The problem sounds a lot bigger than “employee misconduct” since by any and all accounts, it seems to be reported in more than one VA, so there is likely to be a systems problem.

With our multiple theaters of military action abroad in this young 21st century, we have surely managed to create plenty of returning veterans needing services.  Since I have heard nothing at all about increasing the size of medical staffs, (and that one I would know about, I think) I expect that long waits are a symptom of short staffing.  This is common.

America has probably never honored its veterans as much as it could.  I really don’t think that people think enough about this issue, and probably do not think of it at all, when they cite how much money we spend on waging war abroad.

Official government history of the VA provides the kind of self-congratulatory statements we can only expect from government agencies.

We are the best and most comprehensive system in the world?

We said so.

We have some principles to guide us while our secretary of veterans’ affairs is working on things that sound good, but where does the money for them come from, and who will oversee compliance?

Here is a history of the current situation.

The important thing is not blame.  It is not who is fired from the VA and why.  It is not “paid leave.”

I can’t say that I particularly care if Shinseki resigns.  He sounds like a typical bureaucrat.  At the level he works at, he will just find another job suitable for a bureaucrat.

Many VA employees are veterans themselves, and God knows veterans have enough trouble finding jobs, anyway.

Somebody really should take personal responsibility for what seems to have been some kind of “order” or command to deny services, and later to cover up the conspiracy.  This is very unlikely to happen.

Somebody knew about this and did not blow the whistle on it.  We need a culture that honors whistle blowers, without sweeping issues, and the lies that often cover them.

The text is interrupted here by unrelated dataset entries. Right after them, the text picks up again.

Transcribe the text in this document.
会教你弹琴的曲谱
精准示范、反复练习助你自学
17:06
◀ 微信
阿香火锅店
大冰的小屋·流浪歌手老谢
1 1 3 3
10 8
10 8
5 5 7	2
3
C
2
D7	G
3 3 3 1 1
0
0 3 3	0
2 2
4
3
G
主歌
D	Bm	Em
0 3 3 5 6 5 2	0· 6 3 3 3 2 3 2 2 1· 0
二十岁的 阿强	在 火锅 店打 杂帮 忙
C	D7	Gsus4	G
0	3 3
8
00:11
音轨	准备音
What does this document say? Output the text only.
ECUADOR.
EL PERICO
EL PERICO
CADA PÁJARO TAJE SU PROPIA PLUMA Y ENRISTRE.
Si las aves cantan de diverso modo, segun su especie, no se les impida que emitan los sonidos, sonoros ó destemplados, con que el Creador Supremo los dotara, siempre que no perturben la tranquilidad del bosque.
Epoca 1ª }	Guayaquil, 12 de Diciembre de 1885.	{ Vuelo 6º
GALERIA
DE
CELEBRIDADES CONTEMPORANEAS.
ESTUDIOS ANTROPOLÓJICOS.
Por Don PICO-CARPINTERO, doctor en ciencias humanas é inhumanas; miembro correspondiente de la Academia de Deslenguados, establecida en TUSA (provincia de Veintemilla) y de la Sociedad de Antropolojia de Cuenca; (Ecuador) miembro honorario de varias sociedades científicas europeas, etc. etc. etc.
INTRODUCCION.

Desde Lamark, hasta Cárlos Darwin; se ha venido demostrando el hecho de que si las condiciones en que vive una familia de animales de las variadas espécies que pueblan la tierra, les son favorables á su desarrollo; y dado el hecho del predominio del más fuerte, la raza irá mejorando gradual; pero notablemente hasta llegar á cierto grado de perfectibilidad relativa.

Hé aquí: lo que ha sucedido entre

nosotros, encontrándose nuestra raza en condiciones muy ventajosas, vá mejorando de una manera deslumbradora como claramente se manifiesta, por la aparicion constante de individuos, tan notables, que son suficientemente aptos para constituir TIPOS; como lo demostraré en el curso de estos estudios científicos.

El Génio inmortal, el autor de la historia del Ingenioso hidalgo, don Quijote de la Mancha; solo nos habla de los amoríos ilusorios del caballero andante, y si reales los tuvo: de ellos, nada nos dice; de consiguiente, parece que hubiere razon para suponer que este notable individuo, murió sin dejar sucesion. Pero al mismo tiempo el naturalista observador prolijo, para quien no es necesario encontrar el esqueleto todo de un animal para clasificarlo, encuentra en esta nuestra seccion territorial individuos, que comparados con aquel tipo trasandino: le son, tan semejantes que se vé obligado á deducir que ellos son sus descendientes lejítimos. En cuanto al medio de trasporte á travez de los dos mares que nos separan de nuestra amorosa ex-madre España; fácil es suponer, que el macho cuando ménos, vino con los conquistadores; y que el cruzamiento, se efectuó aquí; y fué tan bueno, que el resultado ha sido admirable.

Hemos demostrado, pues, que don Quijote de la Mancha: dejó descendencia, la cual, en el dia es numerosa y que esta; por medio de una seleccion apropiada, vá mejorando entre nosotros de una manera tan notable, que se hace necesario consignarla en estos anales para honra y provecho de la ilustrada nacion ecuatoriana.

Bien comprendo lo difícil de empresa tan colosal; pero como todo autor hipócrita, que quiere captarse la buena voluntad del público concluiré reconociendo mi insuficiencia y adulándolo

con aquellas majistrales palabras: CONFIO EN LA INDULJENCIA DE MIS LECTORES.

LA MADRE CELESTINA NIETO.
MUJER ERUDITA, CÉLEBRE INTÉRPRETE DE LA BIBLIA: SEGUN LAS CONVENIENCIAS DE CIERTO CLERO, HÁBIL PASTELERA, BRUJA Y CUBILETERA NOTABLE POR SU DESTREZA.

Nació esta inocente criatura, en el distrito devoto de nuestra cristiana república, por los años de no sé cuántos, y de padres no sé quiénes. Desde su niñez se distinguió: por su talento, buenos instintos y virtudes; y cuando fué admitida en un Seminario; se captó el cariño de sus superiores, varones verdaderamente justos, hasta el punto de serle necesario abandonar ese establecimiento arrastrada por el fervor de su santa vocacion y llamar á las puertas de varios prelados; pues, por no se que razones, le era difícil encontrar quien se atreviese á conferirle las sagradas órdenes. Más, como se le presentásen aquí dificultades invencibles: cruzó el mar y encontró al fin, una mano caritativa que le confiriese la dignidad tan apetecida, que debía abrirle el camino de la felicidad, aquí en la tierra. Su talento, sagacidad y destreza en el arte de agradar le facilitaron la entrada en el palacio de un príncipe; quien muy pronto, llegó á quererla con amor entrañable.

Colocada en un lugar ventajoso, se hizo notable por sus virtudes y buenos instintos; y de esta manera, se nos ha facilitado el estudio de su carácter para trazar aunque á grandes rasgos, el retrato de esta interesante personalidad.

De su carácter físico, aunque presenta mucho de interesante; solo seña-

The answer to so many issues I see, including this one, is the value of an organization or some kind of personal honor above human life and well being.

No other species does this to themselves.

My optimism comes from the fact that individuals often do noble and optimistic things for other humans.

For Americans to become the intelligent populace that Thomas Jefferson wanted us to be, we need to see through emotional appeals and bureaucratic self-protection strategies.

We need to take care of American humans who put themselves on the line for us.

Not bureaucracies of governments, but real members of our species who believed in our nation enough to put themselves on the line.